We were just depressed. And then we decided to do a screening in Manhattan and -- because, during those six years of working -- we had met so many people in the film business. So we just cast the net really wide and we invited everybody that we knew to invite everybody that they knew.

We had wine and cheese and ten minutes is painless. I don't know why, but people showed up. Diane Keaton showed up. I don't know why. But because it was New York and it was such a little closed community, for some reason, people showed up.

What happened after that was that I got a phone call from John Sayles and he said, "Look, if you want to do this movie down and dirty, guerilla style, I'll be your first investor."

So how did you feel on the first day of shooting True Love?

NANCY SAVOCA: Great. Nervous as hell. Ready to puke -- I couldn't tell if it was morning sickness. But nobody knew I was pregnant. Nobody knew because I found out two weeks before we started shooting and the one thing you don't want to tell everybody who'd investing in you on your first film is, "Oh, by the way, I'm pregnant."

I think today it might be a little easier. Or maybe not. Who knows. But I definitely knew to keep my mouth shut.

I was nervous on one level but also just like -- excited, but relieved. It was like, "Okay. Well here I am. Let's go." And it was that leap into the void of "Let's go. I don't know what's going to happen here, but I'm here. You're here. Let's go."

Tell me about your experience at Sundance with True Love.

NANCY SAVOCA: It was pretty amazing but I wasn't there. I wasn't even there.

We finished editing the movie in late 1988. John Sayles said there was a festival we should look into, called the United States Film Festival in Park City. We did a temp mix on the soundtrack and sent it in and we got accepted.

The festival was the last week of January and my due date was the 27th of January, so I wasn't going to go. So one of the producers went, with my lawyer and the music supervisor.

I was at home and I started going into labor one evening. And the phone rings while I'm in labor. My husband picks it up and then he says, "Oh my God. Oh my God. I'll put Nancy on, but I'm not sure she can breath."

So I take the phone and say, "What?" And everyone was screaming. It sounded like Beatlemania or something. Everyone was screaming. And someone was saying, "We won! We won!" And I said, "What?" And they said, "The film won!"

But I really didn't understand what had happened, because nobody could talk really, and also because I was hugging the wall and breathing.

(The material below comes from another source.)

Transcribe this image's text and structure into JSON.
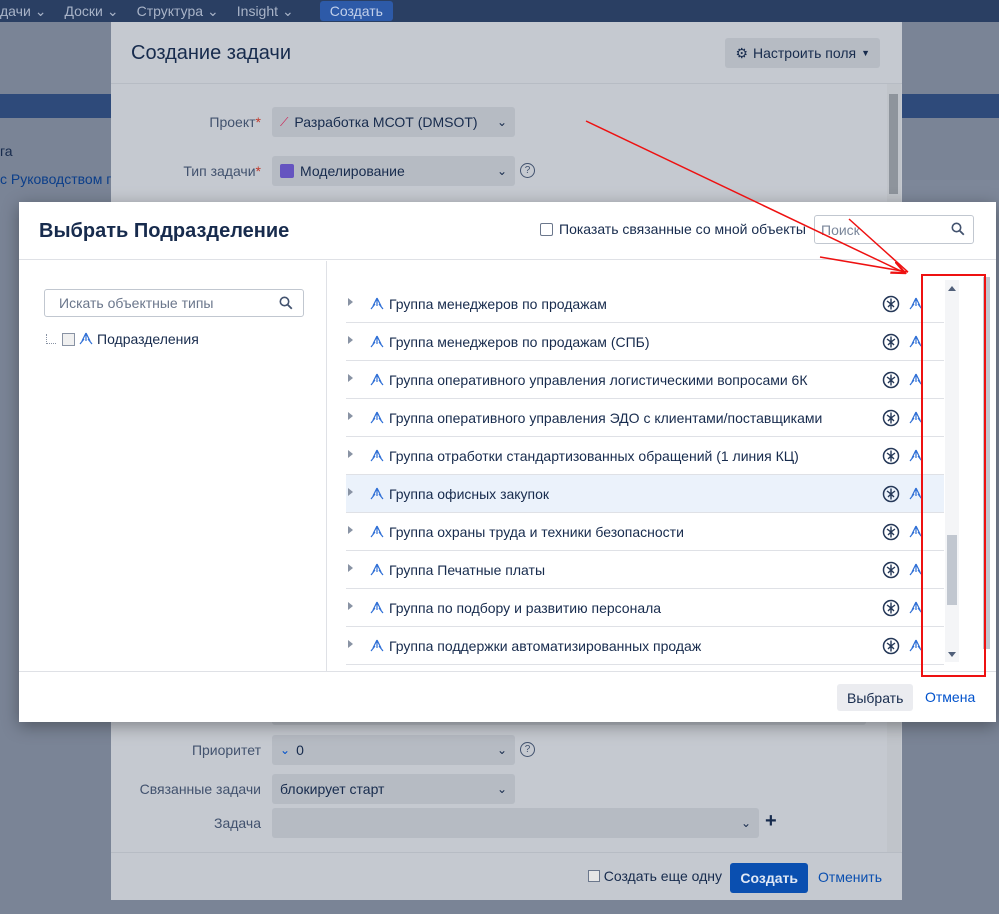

And so I said, "I have to hang up because this kid's going to be born." I hung up the phone and we went to the hospital.

The next morning the baby was born. And the midwife said to me, "What happened to that little movie you were working on when you were pregnant?" And I turned to Rich and said, "Did we win something last night?"

We came home with my son a day later, and my house looked like a funeral. Everybody sent flowers. It was a small apartment and there were flowers everywhere. Disney sent a t-shirt for the baby that said, "My Mom is the world's greatest director." Every single major studio was acknowledging the award and the baby.

I was flabbergasted because independent film, before that night, at Sundance, a new wave began for independent film. It was born in a different way that night. I didn't happen to be there, but I was a part of it. And that particular year, they changed the name from the US Film Festival to the Sundance Film Festival.

I have a poster that says "True Love: Winner of the United States Film Festival," because MGM didn't realize that they had changed the name. And that was the year that all the studio executives showed up. There had been rumblings; the year before a lot of great movies were there and they were saying, "Oh, I guess something's happening at Sundance, so we have to go." And that was the year that they all went.